Em um eventual acordo com os EUA, o Brasil poderá ter de apresentar contrapartidas. Entre as áreas apontadas por interlocutores estão ajustes no processo de regulação das chamadas big techs, acesso a minerais críticos e estratégicos, compromissos em propriedade intelectual, mudanças em exigências de conteúdo local e eventuais revisões em políticas de incentivos. Interlocutores afirmam que nada está fechado, mas reconhecem que a negociação tende a envolver concessões para destravar tanto o impasse do tarifaço quanto a discussão sobre as sanções.


Paralelamente, o país segue sob investigação pela Seção 301 da Lei de Comércio dos EUA, que permite que o Escritório de Representação Comercial dos EUA (USTR) investigue práticas comerciais estrangeiras consideradas “injustificáveis”, “não razoáveis” ou discriminatórias.

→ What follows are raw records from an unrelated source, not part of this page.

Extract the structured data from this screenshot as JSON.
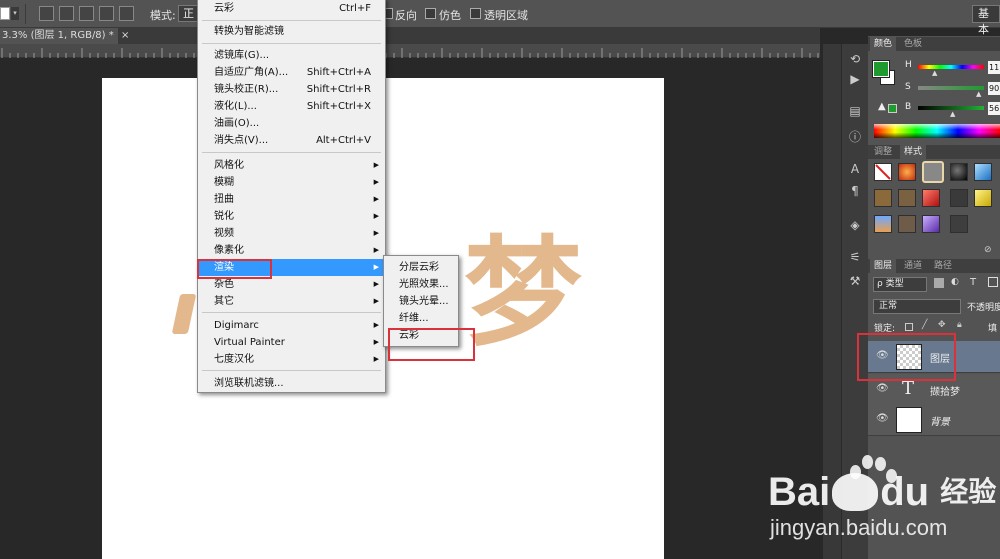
{
  "options_bar": {
    "mode_label": "模式:",
    "mode_value": "正",
    "reverse_label": "反向",
    "dither_label": "仿色",
    "transparency_label": "透明区域",
    "workspace_label": "基本"
  },
  "document_tab": {
    "title": "3.3% (图层 1, RGB/8) *",
    "close": "×"
  },
  "canvas": {
    "text_visible": "梦"
  },
  "filter_menu": {
    "items": [
      {
        "label": "云彩",
        "shortcut": "Ctrl+F"
      },
      {
        "label": "转换为智能滤镜",
        "shortcut": ""
      },
      {
        "label": "滤镜库(G)...",
        "shortcut": ""
      },
      {
        "label": "自适应广角(A)...",
        "shortcut": "Shift+Ctrl+A"
      },
      {
        "label": "镜头校正(R)...",
        "shortcut": "Shift+Ctrl+R"
      },
      {
        "label": "液化(L)...",
        "shortcut": "Shift+Ctrl+X"
      },
      {
        "label": "油画(O)...",
        "shortcut": ""
      },
      {
        "label": "消失点(V)...",
        "shortcut": "Alt+Ctrl+V"
      },
      {
        "label": "风格化",
        "shortcut": ""
      },
      {
        "label": "模糊",
        "shortcut": ""
      },
      {
        "label": "扭曲",
        "shortcut": ""
      },
      {
        "label": "锐化",
        "shortcut": ""
      },
      {
        "label": "视频",
        "shortcut": ""
      },
      {
        "label": "像素化",
        "shortcut": ""
      },
      {
        "label": "渲染",
        "shortcut": ""
      },
      {
        "label": "杂色",
        "shortcut": ""
      },
      {
        "label": "其它",
        "shortcut": ""
      },
      {
        "label": "Digimarc",
        "shortcut": ""
      },
      {
        "label": "Virtual Painter",
        "shortcut": ""
      },
      {
        "label": "七度汉化",
        "shortcut": ""
      },
      {
        "label": "浏览联机滤镜...",
        "shortcut": ""
      }
    ]
  },
  "render_submenu": {
    "items": [
      "分层云彩",
      "光照效果...",
      "镜头光晕...",
      "纤维...",
      "云彩"
    ]
  },
  "color_panel": {
    "tabs": [
      "颜色",
      "色板"
    ],
    "h_label": "H",
    "s_label": "S",
    "b_label": "B",
    "h_value": "11",
    "s_value": "90",
    "b_value": "56",
    "foreground_color": "#1f9a2e"
  },
  "adjust_panel": {
    "tabs": [
      "调整",
      "样式"
    ]
  },
  "layers_panel": {
    "tabs": [
      "图层",
      "通道",
      "路径"
    ],
    "filter_label": "ρ 类型",
    "blend_mode": "正常",
    "opacity_label": "不透明度",
    "lock_label": "锁定:",
    "fill_label": "填",
    "layers": [
      {
        "name": "图层",
        "type": "pixel"
      },
      {
        "name": "撷拾梦",
        "type": "text"
      },
      {
        "name": "背景",
        "type": "background"
      }
    ]
  },
  "watermark": {
    "brand": "Bai",
    "brand2": "du",
    "product": "经验",
    "url": "jingyan.baidu.com"
  }
}
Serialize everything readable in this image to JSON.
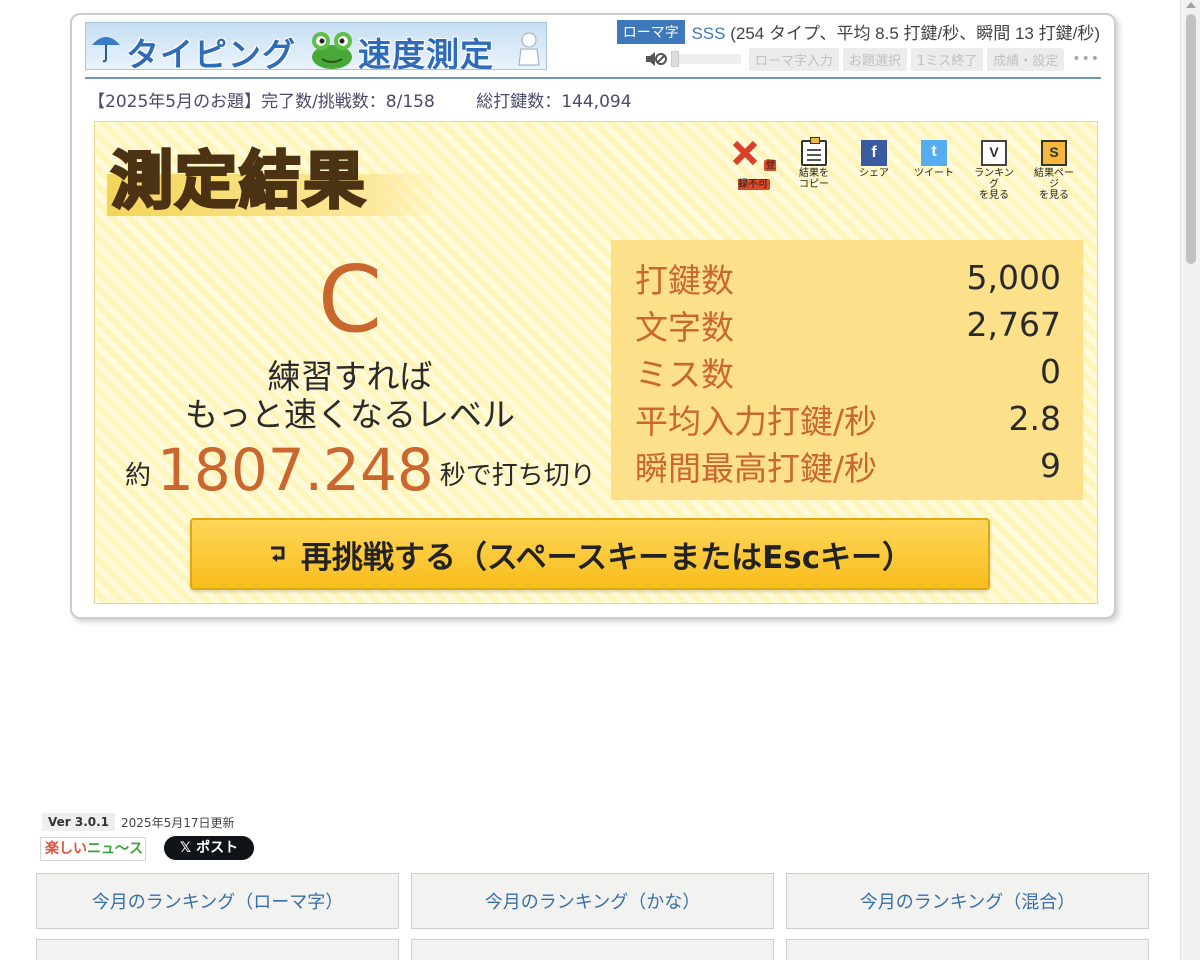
{
  "header": {
    "logo_text_a": "タイピング",
    "logo_text_b": "速度測定",
    "mode_badge": "ローマ字",
    "rank_grade": "SSS",
    "rank_detail": "(254 タイプ、平均 8.5 打鍵/秒、瞬間 13 打鍵/秒)",
    "toolbar": [
      "ローマ字入力",
      "お題選択",
      "1ミス終了",
      "成績・設定"
    ],
    "more": "•••"
  },
  "stats": {
    "topic_progress": "【2025年5月のお題】完了数/挑戦数：8/158",
    "total_keystrokes": "総打鍵数：144,094"
  },
  "result": {
    "title": "測定結果",
    "actions": [
      {
        "icon": "cross-icon",
        "label": "登録不可"
      },
      {
        "icon": "clipboard-icon",
        "label": "結果を\nコピー"
      },
      {
        "icon": "facebook-icon",
        "label": "シェア"
      },
      {
        "icon": "twitter-icon",
        "label": "ツイート"
      },
      {
        "icon": "v-icon",
        "label": "ランキング\nを見る"
      },
      {
        "icon": "s-icon",
        "label": "結果ページ\nを見る"
      }
    ],
    "grade": "C",
    "comment_line1": "練習すれば",
    "comment_line2": "もっと速くなるレベル",
    "estimate_pre": "約",
    "estimate_value": "1807.248",
    "estimate_post": "秒で打ち切り",
    "metrics": [
      {
        "label": "打鍵数",
        "value": "5,000"
      },
      {
        "label": "文字数",
        "value": "2,767"
      },
      {
        "label": "ミス数",
        "value": "0"
      },
      {
        "label": "平均入力打鍵/秒",
        "value": "2.8"
      },
      {
        "label": "瞬間最高打鍵/秒",
        "value": "9"
      }
    ],
    "retry_label": "再挑戦する（スペースキーまたはEscキー）"
  },
  "footer": {
    "version": "Ver 3.0.1",
    "updated": "2025年5月17日更新",
    "news_logo_a": "楽しい",
    "news_logo_b": "ニュ〜ス",
    "x_post": "𝕏 ポスト",
    "rankings": [
      "今月のランキング（ローマ字）",
      "今月のランキング（かな）",
      "今月のランキング（混合）"
    ]
  },
  "colors": {
    "accent_blue": "#3f78ba",
    "grade_orange": "#c9672f",
    "result_bg": "#fff8c6",
    "metrics_bg": "#fde08a",
    "retry_button": "#f7bd1c"
  }
}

Entre os pontos sob apuração estão alegadas barreiras ao comércio digital e a serviços de pagamentos eletrônicos; reclamações de que o país aplica tarifas mais altas a produtos americanos enquanto concede alíquotas preferenciais a outros parceiros; dúvidas sobre a efetividade das políticas anticorrupção; fragilidades na proteção à propriedade intelectual — citando, por exemplo, mercados de produtos falsificados como a Rua 25 de Março; restrições ao etanol americano após mudanças recentes na política tarifária; o uso do Pix como meio de pagamento instantâneo; e questionamentos sobre a aplicação das leis ambientais para coibir o desmatamento ilegal, que, segundo os EUA, poderia gerar vantagens competitivas indevidas a produtores brasileiros.


O mecanismo já foi usado, por exemplo, para contestar subsídios chineses, barreiras da União Europeia e políticas de propriedade intelectual. Dependendo das conclusões, pode resultar em retaliações tarifárias ou em acordos bilaterais para corrigir o que Washington considera distorções.